9punkt - Die Debattenrundschau vom 29.10.2018 finden Sie hier

Literatur

Am Samstag wurde der Büchnerpreis an die Schriftstellerin Terézia Mora verliehen. In ihrer in Briefform gehaltenen Dankesrede (hier nachzuhören beim Dlf) sprach Mora auch Zeitungsartikel zur Bekanntgabe ihrer Auszeichnung an, die ein Signal darin sahen, dass sie, Mora, "Ausländerin und Frau" ist: "Ich dachte, das sei öffentliche Anerkennung jedes Mal. Natürlich verstehe ich, warum das mit den Ausländern und den Frauen gesagt werden muss, dass die, die es sagen, Gutes damit wollen, aber Tatsache ist auch, dass dadurch ein spezielles (um nicht zu sagen: seltsames) Licht auf den schönen, freien Menschen fällt. Er sieht anders geworden darin aus, und das ist im eigentlichen Sinne des Wortes: merkwürdig."

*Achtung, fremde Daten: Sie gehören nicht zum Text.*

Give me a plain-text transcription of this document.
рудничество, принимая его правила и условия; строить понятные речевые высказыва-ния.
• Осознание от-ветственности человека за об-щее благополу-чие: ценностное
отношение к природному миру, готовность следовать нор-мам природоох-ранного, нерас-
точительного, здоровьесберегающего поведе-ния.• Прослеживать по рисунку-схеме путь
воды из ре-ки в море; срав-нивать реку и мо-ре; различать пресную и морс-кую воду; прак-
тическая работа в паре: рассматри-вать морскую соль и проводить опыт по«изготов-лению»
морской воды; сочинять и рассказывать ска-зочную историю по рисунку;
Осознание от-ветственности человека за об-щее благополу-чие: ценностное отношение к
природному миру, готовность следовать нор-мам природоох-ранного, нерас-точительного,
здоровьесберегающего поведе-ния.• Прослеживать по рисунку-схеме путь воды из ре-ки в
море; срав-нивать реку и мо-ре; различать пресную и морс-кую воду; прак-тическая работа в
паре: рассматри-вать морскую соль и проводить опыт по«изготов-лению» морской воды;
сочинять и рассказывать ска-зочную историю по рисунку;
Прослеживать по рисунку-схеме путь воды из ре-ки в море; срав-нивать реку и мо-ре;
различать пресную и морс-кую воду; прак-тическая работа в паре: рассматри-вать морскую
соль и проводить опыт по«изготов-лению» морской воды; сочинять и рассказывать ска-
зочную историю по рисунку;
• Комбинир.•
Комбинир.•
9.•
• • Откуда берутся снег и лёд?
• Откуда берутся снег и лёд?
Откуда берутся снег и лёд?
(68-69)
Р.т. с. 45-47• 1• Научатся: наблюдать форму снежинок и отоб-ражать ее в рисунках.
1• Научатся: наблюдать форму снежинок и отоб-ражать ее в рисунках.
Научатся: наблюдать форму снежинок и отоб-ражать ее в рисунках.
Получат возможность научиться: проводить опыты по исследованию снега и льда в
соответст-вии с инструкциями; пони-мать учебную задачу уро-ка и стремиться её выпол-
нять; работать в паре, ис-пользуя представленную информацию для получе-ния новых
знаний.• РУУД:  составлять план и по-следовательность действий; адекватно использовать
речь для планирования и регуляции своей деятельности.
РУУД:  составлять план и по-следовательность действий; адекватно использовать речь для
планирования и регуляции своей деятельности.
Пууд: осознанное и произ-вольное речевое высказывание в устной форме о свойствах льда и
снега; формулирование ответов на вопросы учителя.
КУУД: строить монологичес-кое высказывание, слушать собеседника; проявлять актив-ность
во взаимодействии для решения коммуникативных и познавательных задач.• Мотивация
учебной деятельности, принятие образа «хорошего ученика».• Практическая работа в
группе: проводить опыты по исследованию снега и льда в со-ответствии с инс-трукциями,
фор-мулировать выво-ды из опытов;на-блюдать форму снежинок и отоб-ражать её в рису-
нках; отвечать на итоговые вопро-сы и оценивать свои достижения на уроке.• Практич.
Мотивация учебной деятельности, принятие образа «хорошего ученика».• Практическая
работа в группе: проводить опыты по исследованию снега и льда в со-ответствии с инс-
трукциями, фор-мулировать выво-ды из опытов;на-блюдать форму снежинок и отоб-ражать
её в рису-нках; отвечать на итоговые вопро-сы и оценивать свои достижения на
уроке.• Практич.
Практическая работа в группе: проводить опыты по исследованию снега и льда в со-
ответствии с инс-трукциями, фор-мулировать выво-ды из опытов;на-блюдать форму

Auch in anderer Hinsicht war diese Rede politisch, stellt Mara Delius in der Welt fest: Und zwar "weniger in der Poetologie der Autorin als in ihren Statements: Innerhalb kürzester Zeit habe sich 'die öffentliche wie die private Rede' in Deutschland radikalisiert - was ja eigentlich eine gute Sache sei, führte Mora aus: 'Dass die Realität irritiert, während du Fiktion herstellst, heißt, dass ihr beide euren Job macht'." Doch "früher konnte ich sagen: Hetzerisches Reden findet in Deutschland wenigstens nicht auf Regierungsebene statt. Das kann ich so nicht mehr. Der Fisch stinkt vom Kopf her, aber, machen wir uns nichts vor, auch überall anderswo", zitiert Christoph Schröder Mora in der SZ. Die SZ druckt außerdem die Laudatio Daniela Strigls auf Mora, von A bis Z gewissermaßen. Jan Wiele berichtet in der FAZ von einer Diskussion über die Rolle und Geltung von Kritik auf der Tagung der Akademie für Sprache und Dichtung.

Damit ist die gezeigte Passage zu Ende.